Все они проследовали мимо и вернулись в замок есть обед, вполне ими заработанный; а мы, дураки, остались, разинув рты, на площади, вокруг невидимой чугунки, вдыхая запах и глотая слюнки. Для вящего удовлетворения я просил перечислить мне блюда. Нас было трое чревоугодников: почтенный Трипе, Бодеке и Брюньон, здесь присутствующий, и при каждом блюде, которое нам называли, мы переглядывались, смеясь И подталкивая друг друга локтем. Одно блюдо мы одобряли, насчет другого вступали в обсуждение: можно было сделать лучше, если бы посоветоваться с людьми опытными, вроде нас; но в сущности ни грамматических ошибок, ни смертных грехов; и в общем обед был весьма почтенный. По поводу некоего заячьего рагу всякий изложил свой рецепт; слушатели также вставили по словечку. Но вскоре на этой почве загорелся опор (это вопросы жгучие; надо быть дурным человеком, чтобы говорить о них спокойно и хладнокровно). Особенно был он оживлен между госпожами Перриной и Жакоттой, соперницами, задающими у нас в городе большие обеды. У каждой из них имеется своя партия, и каждая из этих партий стремится затмить другую за столом. Это бывают доблестные состязания. В наших городах хорошие обеды — это обывательские турниры. Но я хоть и лаком до смачных споров, для меня нет ничего утомительнее, чем слушать про чужие подвиги, если я сам бездействую; и не такой я человек, чтобы долго питаться соком собственной мысли и тенью блюд, которых я не ем. Поэтому я обрадовался, когда почтенный Трипе мне сказал (бедняга тоже мучился!):
— Когда слишком долго рассуждаешь о кухне, то становишься, Брюньон, как любовник, который слишком много говорит о любви. Я, знаешь, больше не могу, я прямо-таки погибаю, дружище, я горю, я пылаю, и внутренности мои дымятся. Пойдем-ка их залить и покормить зверя, который гложет мне утробу.
— Мы с ним управимся, — сказал я. — Положись на меня. Против болезни голода лучшее лекарство — это еда, сказал некто в древности.
Мы отправились вдвоем на угол Большой улицы, в гостиницу Гербов Франции и Дофина: потому что никто из нас не помышлял о том, чтобы идти домой в третьем часу дня; Трипе, как и я, побоялся бы застать суп холодным, а жену кипящей. День был рыночный, комната была набита битком. Но если в одиночестве, на просторе за столом, лучше бывает есть, то в давке, в гуще добрых товарищей, лучше естся, так что всегда все очень хорошо.
На некоторое время мы приумолкли, беседуя лишь in petto <Про себя (итал.).>, то есть сердцем и челюстями, с некоей свежепросольной свининкой в капусте, которая благоухала и таяла, розовая и нежная. К сему кружка вина, чтобы спала с очей пелена, ибо есть и не пить, как говорят наши старики, слепым быть. После чего, прочистив зрение и промыв гортань, я снова мог заняться созерцанием людей и жизни, которые всегда кажутся краше, когда поешь.

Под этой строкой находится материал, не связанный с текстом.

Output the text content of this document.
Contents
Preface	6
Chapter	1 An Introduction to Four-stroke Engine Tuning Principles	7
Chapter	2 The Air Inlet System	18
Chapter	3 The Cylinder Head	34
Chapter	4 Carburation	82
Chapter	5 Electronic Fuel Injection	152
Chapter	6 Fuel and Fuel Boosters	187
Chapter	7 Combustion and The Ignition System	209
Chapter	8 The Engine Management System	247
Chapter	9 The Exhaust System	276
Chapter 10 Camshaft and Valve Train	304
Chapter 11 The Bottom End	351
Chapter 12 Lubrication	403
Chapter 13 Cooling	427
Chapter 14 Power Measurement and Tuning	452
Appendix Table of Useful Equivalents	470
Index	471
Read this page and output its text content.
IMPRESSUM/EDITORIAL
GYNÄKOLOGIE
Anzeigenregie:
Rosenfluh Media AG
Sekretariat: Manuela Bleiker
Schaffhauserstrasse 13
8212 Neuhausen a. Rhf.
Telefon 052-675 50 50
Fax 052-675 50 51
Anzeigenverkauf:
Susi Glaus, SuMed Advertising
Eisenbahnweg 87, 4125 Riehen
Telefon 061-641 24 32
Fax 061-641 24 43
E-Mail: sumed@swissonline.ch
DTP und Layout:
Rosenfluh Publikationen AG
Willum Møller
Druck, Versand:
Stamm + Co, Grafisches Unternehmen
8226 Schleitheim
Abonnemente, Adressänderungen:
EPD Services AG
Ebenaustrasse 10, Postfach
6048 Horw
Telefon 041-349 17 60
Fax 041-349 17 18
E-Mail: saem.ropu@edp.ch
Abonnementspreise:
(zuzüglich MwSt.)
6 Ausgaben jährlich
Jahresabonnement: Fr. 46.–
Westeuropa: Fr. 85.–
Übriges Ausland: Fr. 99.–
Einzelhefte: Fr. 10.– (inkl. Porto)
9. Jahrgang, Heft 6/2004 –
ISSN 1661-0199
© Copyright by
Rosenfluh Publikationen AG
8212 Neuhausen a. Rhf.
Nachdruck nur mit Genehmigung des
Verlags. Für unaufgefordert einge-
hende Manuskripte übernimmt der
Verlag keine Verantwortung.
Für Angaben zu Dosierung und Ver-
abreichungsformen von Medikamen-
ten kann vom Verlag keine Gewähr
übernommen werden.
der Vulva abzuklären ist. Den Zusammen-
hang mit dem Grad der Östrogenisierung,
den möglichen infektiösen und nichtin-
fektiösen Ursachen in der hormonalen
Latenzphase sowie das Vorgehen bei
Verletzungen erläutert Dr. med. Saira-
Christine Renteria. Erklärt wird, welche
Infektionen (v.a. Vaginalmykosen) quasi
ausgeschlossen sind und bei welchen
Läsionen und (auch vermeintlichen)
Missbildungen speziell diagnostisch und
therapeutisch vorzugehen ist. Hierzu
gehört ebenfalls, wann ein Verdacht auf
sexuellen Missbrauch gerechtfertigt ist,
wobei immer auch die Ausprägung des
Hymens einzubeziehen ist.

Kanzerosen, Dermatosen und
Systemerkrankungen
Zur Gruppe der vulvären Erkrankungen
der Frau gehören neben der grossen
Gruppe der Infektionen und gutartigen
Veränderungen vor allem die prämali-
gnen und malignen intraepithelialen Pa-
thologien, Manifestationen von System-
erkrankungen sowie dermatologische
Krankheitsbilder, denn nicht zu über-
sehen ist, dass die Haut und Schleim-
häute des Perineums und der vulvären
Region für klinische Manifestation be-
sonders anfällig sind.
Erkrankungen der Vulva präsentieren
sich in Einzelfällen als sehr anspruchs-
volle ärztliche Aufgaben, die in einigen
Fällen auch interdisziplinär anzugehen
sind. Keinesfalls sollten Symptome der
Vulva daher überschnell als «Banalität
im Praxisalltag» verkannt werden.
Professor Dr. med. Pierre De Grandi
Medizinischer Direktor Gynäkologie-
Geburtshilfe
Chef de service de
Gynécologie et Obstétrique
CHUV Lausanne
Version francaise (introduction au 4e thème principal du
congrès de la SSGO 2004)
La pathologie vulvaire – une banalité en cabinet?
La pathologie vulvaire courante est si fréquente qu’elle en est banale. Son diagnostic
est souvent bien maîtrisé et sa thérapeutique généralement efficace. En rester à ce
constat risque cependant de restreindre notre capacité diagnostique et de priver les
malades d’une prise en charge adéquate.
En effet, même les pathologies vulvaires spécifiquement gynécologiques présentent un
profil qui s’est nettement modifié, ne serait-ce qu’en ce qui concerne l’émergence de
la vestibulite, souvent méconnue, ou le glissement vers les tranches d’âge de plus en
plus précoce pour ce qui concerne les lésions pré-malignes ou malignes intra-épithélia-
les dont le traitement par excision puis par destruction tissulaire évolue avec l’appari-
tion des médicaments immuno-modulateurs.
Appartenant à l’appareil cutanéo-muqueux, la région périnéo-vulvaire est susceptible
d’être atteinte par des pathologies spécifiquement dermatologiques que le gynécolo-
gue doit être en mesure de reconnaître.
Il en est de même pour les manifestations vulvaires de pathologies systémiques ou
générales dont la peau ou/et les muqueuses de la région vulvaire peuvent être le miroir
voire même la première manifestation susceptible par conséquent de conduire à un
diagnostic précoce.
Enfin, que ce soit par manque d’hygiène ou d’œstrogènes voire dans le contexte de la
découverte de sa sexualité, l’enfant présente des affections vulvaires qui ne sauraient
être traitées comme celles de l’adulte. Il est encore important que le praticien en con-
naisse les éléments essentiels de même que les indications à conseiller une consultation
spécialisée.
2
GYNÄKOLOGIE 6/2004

За соседним столом кюре из ближних мест сидел против престарелой фермерши, которая к нему так и ластилась: она нагибалась к нему, вела какие-то речи, вбирая голову в черепашьи плечи, выворачивая ее вбок и умильно выкатывая на него глазок, словно на исповеди. А кюре внимал ей тоже бочком, благосклонно, и, не слушая, на каждый поклон вежливо отвечал поклоном, не переставая при этом глотать, и словно говорил: «Хорошо, дочь моя, bsolve te <Отпускаю тебе (лат.).>. Все грехи тебе отпущены. Ибо господь благ. Я хорошо пообедал. Ибо господь благ. И эта черная колбаса тоже».